Contributions My bigger concerns here are three important ones:

• W5. GR reformulation I fail to see reformulating the problem as gradient re-weighting as a huge contribution as, to my understanding, the original derivations from (Lopez-Paz & Ranzato, 2017, Eq. 11) already define the problem as a GR problem.
• W6. RGA (minor) While the derivations are not super complicated, I find quite funny that all the derivations from section 3.1 are an almost one-to-one with those derivations from [3, App. A.3] (that solves a slightly-different problem)
• W7. PRGA This one I find it super concerning. PRGA (understood as the derivations from section 3.2) is far from novel, as it is exactly the MGDA algorithm, popularized by Désidéri in 2012 [1], brought to the MTL community by Sener & Koltum in 2018, and first discussed (to the best of my knowledge) by Fliege & Svaiter in 2002 [4] (indeed, Eq. 5 is equivalent to Eq. 2 in their paper).
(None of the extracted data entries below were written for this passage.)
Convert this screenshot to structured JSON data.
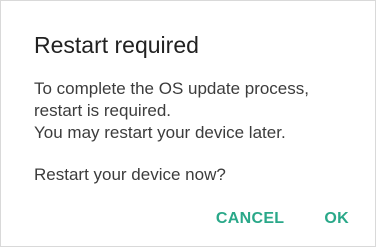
{
  "dialog": {
    "title": "Restart required",
    "message_lines": [
      "To complete the OS update process,",
      "restart is required.",
      "You may restart your device later."
    ],
    "question": "Restart your device now?",
    "cancel_label": "CANCEL",
    "ok_label": "OK"
  },
  "colors": {
    "accent": "#2aa889",
    "title_text": "#212121",
    "body_text": "#3c3c3c",
    "background": "#ffffff"
  }
}
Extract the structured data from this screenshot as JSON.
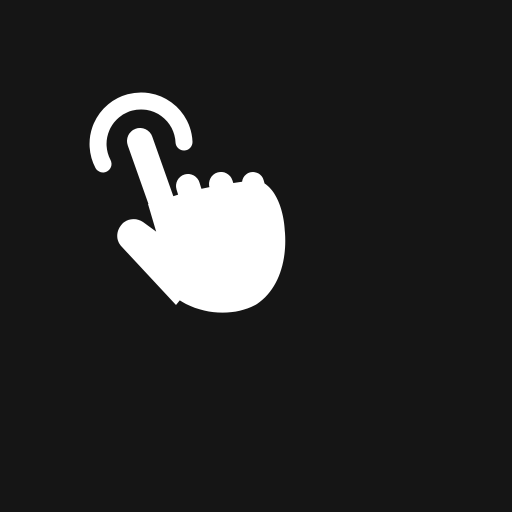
{
  "canvas": {
    "background": "#151515"
  },
  "icon": {
    "name": "tap-gesture-icon",
    "color": "#ffffff"
  }
}
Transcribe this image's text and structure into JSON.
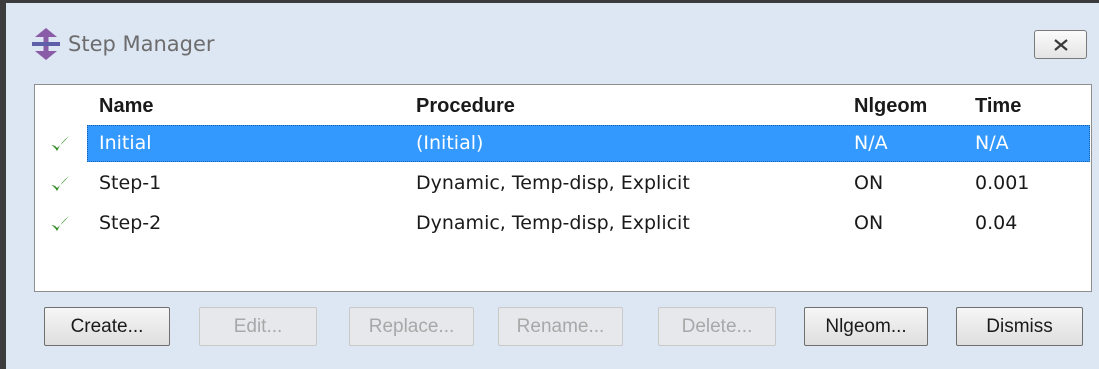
{
  "window": {
    "title": "Step Manager",
    "close_label": "×"
  },
  "table": {
    "columns": [
      "Name",
      "Procedure",
      "Nlgeom",
      "Time"
    ],
    "rows": [
      {
        "name": "Initial",
        "procedure": "(Initial)",
        "nlgeom": "N/A",
        "time": "N/A",
        "selected": true,
        "status": "check-icon"
      },
      {
        "name": "Step-1",
        "procedure": "Dynamic, Temp-disp, Explicit",
        "nlgeom": "ON",
        "time": "0.001",
        "selected": false,
        "status": "check-icon"
      },
      {
        "name": "Step-2",
        "procedure": "Dynamic, Temp-disp, Explicit",
        "nlgeom": "ON",
        "time": "0.04",
        "selected": false,
        "status": "check-icon"
      }
    ]
  },
  "buttons": {
    "create": "Create...",
    "edit": "Edit...",
    "replace": "Replace...",
    "rename": "Rename...",
    "delete": "Delete...",
    "nlgeom": "Nlgeom...",
    "dismiss": "Dismiss"
  },
  "colors": {
    "selection": "#3399ff",
    "check": "#2e8b20",
    "dialog_bg": "#dde6f3"
  }
}
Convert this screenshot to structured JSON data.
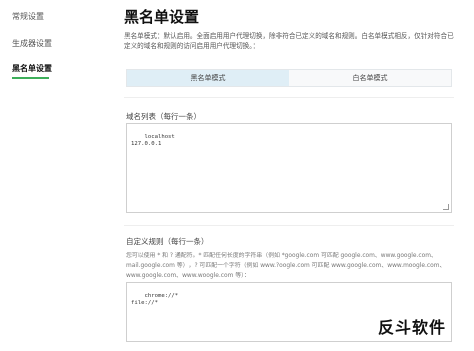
{
  "sidebar": {
    "items": [
      {
        "label": "常规设置"
      },
      {
        "label": "生成器设置"
      },
      {
        "label": "黑名单设置"
      }
    ]
  },
  "page": {
    "title": "黑名单设置",
    "description": "黑名单模式：默认启用。全面启用用户代理切换，除非符合已定义的域名和规则。白名单模式相反，仅针对符合已定义的域名和规则的访问启用用户代理切换。："
  },
  "tabs": [
    {
      "label": "黑名单模式",
      "active": true
    },
    {
      "label": "白名单模式",
      "active": false
    }
  ],
  "domain_list": {
    "label": "域名列表（每行一条）",
    "value": "localhost\n127.0.0.1"
  },
  "custom_rules": {
    "label": "自定义规则（每行一条）",
    "hint": "您可以使用 * 和 ? 通配符。* 匹配任何长度的字符串（例如 *google.com 可匹配 google.com、www.google.com、mail.google.com 等），? 可匹配一个字符（例如 www.?oogle.com 可匹配 www.google.com、www.moogle.com、www.google.com、www.woogle.com 等）：",
    "value": "chrome://*\nfile://*"
  },
  "watermark": "反斗软件",
  "colors": {
    "accent": "#3dae5a",
    "active_tab": "#dfeef6"
  }
}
Experiments I have mostly focused on the theoretical part of this work, so I hope that my peers can complement my review in that regard. However, I have two concerns:

• W8. Given my discussion above, the effectiveness of the proposed methods seems to be a well-executed combination of existing techniques (which is valuable!). As such, it would be important to understand the degree of importance of each of these components, but I am afraid that the "iterative" ablation study from table 4 does not provide the necessary full-picture.
• W9. Again, I have not thoroughly looked into the different hyperparameters, but a quick look into papers with code shows that the results for CIFAR100 with 20 tasks in CL has quite higher average accuracy (being the worst there 67%, and the best one here 33% in Table 1). As such, it would be necessary to clarify why such a difference in results, and whether conclusions hold despite the substantially lower performance.
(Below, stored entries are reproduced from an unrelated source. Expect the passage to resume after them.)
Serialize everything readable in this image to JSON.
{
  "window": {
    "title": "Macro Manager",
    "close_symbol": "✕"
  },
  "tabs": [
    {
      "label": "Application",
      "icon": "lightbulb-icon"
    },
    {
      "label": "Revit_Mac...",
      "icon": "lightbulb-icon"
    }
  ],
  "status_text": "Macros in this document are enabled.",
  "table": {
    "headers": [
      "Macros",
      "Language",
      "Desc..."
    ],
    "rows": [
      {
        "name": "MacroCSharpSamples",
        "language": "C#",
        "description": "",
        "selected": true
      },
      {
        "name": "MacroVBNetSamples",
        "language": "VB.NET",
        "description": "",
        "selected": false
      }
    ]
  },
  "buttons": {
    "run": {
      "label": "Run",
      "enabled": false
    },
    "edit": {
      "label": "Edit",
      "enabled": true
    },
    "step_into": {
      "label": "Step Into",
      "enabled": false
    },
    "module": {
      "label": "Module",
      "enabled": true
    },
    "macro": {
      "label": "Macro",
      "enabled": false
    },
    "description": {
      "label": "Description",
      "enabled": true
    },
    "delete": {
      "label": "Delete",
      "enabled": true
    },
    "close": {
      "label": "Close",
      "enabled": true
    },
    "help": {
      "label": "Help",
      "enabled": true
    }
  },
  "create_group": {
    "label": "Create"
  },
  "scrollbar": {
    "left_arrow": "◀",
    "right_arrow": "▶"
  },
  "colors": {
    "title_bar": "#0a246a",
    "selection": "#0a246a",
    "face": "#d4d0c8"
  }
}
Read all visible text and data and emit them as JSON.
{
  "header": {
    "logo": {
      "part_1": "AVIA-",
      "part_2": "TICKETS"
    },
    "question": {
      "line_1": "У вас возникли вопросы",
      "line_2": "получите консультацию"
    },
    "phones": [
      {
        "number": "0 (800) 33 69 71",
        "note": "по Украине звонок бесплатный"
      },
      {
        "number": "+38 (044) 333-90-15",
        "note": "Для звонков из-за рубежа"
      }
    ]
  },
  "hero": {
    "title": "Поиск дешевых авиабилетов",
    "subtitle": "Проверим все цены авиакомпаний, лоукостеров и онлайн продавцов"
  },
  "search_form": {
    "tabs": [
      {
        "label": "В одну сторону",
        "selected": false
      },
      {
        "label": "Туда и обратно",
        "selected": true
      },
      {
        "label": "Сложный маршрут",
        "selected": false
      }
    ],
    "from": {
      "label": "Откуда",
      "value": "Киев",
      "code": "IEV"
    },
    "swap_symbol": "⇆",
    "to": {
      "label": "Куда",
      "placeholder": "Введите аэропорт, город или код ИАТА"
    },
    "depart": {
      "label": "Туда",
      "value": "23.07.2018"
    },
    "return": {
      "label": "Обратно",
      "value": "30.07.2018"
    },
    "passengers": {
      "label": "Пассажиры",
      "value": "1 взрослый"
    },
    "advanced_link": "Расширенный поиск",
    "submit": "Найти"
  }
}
[1]: Désidéri, J. A. (2012). Multiple-gradient descent algorithm (MGDA) for multiobjective optimization. Comptes Rendus Mathematique, 350(5-6), 313-318.

[2]: Frank, M. and Wolfe, P. An algorithm for quadratic programming. Naval research logistics quarterly, 3(1-2): 95–110, 1956.

[3] Liu, B., Liu, X., Jin, X., Stone, P., & Liu, Q. (2021). Conflict-averse gradient descent for multi-task learning. Advances in Neural Information Processing Systems, 34, 18878-18890.

[4] Fliege, J., & Svaiter, B. F. (2000). Steepest descent methods for multicriteria optimization. Mathematical methods of operations research, 51, 479-494.